- Kaltukatjara (Docker River)
- Coordinates: 24°52′27″S 129°05′01″E﻿ / ﻿24.87417°S 129.08361°E
- Population: 355 (2006 census)
- Established: 1968
- Postcode(s): 0872
- Location: 1,390 km (864 mi) S of Darwin ; 495 km (308 mi) by air southwest of Alice Springs ; 670 km (416 mi) by road southwest of Alice Springs ; 7 km (4 mi) east of Western Australian border ;
- LGA(s): MacDonnell Region
- Territory electorate(s): Namatjira
- Federal division(s): Lingiari
| Mean max temp | Mean min temp | Annual rainfall |
| 37.2 °C 99 °F | 6.8 °C 44 °F | 284.2 mm 11.2 in |

= Kaltukatjara =

Community in the Northern Territory, Australia

Kaltukatjara, also known as Docker River, is a remote Indigenous Australian community in the Northern Territory of Australia. It is southwest of Alice Springs, west of the Stuart Highway, near the Western Australia and Northern Territory border. The township is on a wadi called the Docker Creek on the north side of the west end of the Petermann Ranges in the southwest corner of the Northern Territory of Australia.

At the 2006 census, Kaltukatjara had a population of 355.

==History==

A permanent settlement at "Docker River" was established in 1968 to relieve pressure on the Warburton settlement and provide an opportunity for Aboriginal people to live closer to their homelands.

PY Media states that Kaltukatjara acquired its European name "Docker River" from explorer Ernest Giles, as well as other history, as follows:

The site that is now Kaltukatjara was originally named Docker River by Ernest Giles during his expedition of 1872.

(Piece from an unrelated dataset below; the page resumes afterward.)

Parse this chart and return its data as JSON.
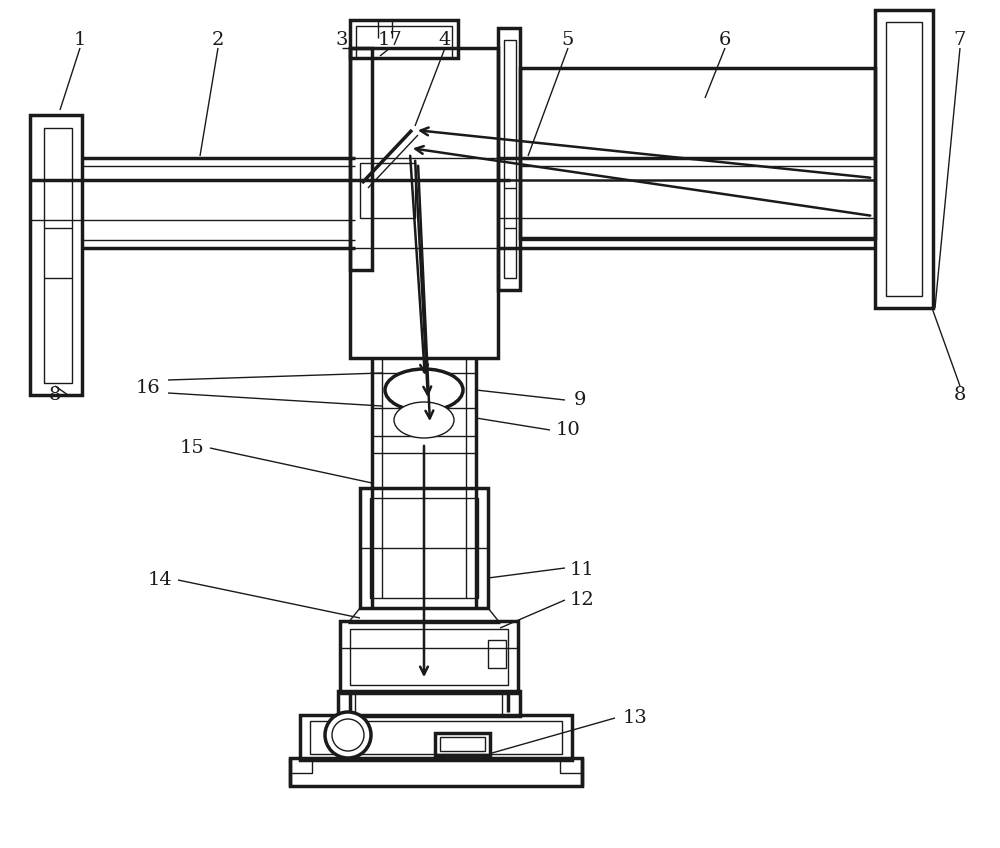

Pastors Duguid and Strehlow surveyed the area in the 1930s with a view to establishing a settlement for the people in the area. It was decided not to proceed with this at that time. During the 30s and 40s Luther(a)n missionaries told the Pitjantjatjara people of the Kaltukatjara area to go to Areyonga (then an outstation of Hermannsburg mission) where they would be supplied with food and clothing. Although many Anangu moved in of their own free will, some stayed in the Petermanns.
In the 1960s Areyonga Anangu strongly desired to move back to the area around Docker River and with government assistance a permanent settlement was established there in 1967-8. Over 300 Anangu moved to establish the new settlement.
By the proclamation of the Aboriginal Lands Rights (N.T.) Act, 1976, Anangu in the region gained freehold title to these traditional lands an area of 44,970 square kilometres.

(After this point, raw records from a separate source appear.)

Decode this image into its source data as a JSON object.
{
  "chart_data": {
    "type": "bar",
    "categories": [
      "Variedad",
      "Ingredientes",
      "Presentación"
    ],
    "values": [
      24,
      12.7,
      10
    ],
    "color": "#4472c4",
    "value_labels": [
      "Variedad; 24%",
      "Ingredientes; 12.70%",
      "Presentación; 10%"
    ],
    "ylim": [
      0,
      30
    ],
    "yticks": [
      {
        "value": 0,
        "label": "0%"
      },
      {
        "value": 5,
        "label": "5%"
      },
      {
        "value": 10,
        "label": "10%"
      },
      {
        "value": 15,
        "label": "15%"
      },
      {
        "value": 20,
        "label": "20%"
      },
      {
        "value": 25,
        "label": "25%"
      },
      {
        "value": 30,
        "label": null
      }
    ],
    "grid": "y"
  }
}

The settlement was funded as an outstation during the 1980s.

In 2009, feral camels had become a major problem for local residents. Around 6,000 animals entered the town searching for water. Preparations for an emergency cull of using a sharpshooter were underway.

==Geography==
Kaltukatjara lies on the Tjukaruru Road which becomes the Great Central Road when it crosses into Western Australia 7 kilometres to the west.

==Climate==
Based upon the climate records of the nearest weather station at Giles across the border to the west in Western Australia, Kaltukatjara experiences summer maximum temperatures of an average of 37.2 degrees Celsius in January and a winter maximum average temperature of 19.9 degrees Celsius in July. Overnight lows range from a mean minimum temperature of 23.5 degrees in January to 6.8 degrees in June.

Annual rainfall averages 284.2 millimetres.

==Demographics==

The 2001 ABS Census recorded that there were 297 people living in the community, an increase of 20 on the 277 people disclosed in the 1997 Census.

The people speak Pitjantjatjara and Ngaatjatjarra, and largely identify as Anangu.

The 2001 Census revealed that Kaltukatjara was second only to its northern neighbour Kintore in the having the highest proportion of its population engaged in health and community services (26.3%).

==Governance==
Before 2008-07-01, Kaltukatjara was served by the Kaltukatjara Community Council, composed of twelve residents who are elected annually. The Council served as the local government and qualified as a "local government area". On 2008-07-01, it became part of the MacDonnell Region.

==Facilities==
Water for the Kaltukatjara supply system is obtained from three bores, one located near the ground tanks and one approximately 1.5 km west of the community. There are 3 ground tanks and 1 raised tank in the community. Water quality is of a high standard with chlorine needed only on rare occasions.

Kaltukatjara has a sewerage system and some houses are fitted with their own septic tanks.

Electricity is provided by three diesel power generators.

Roads within the township are sealed, but the Petermann Road (the main road to the community) is unsealed.

As of 2022 Kaltukatjara has an airstrip, general store (with petrol supplies), Tjarlirli Art centre and gallery, recreation hall, aged care facility, health centre, school, two public telephones, an Australian Rules football oval and basketball court. By 2017 the airstrip had been paved, along with the access road from town.

There is a Lutheran church with a resident pastor, overseen by the Lutheran Church's Finke River Mission board.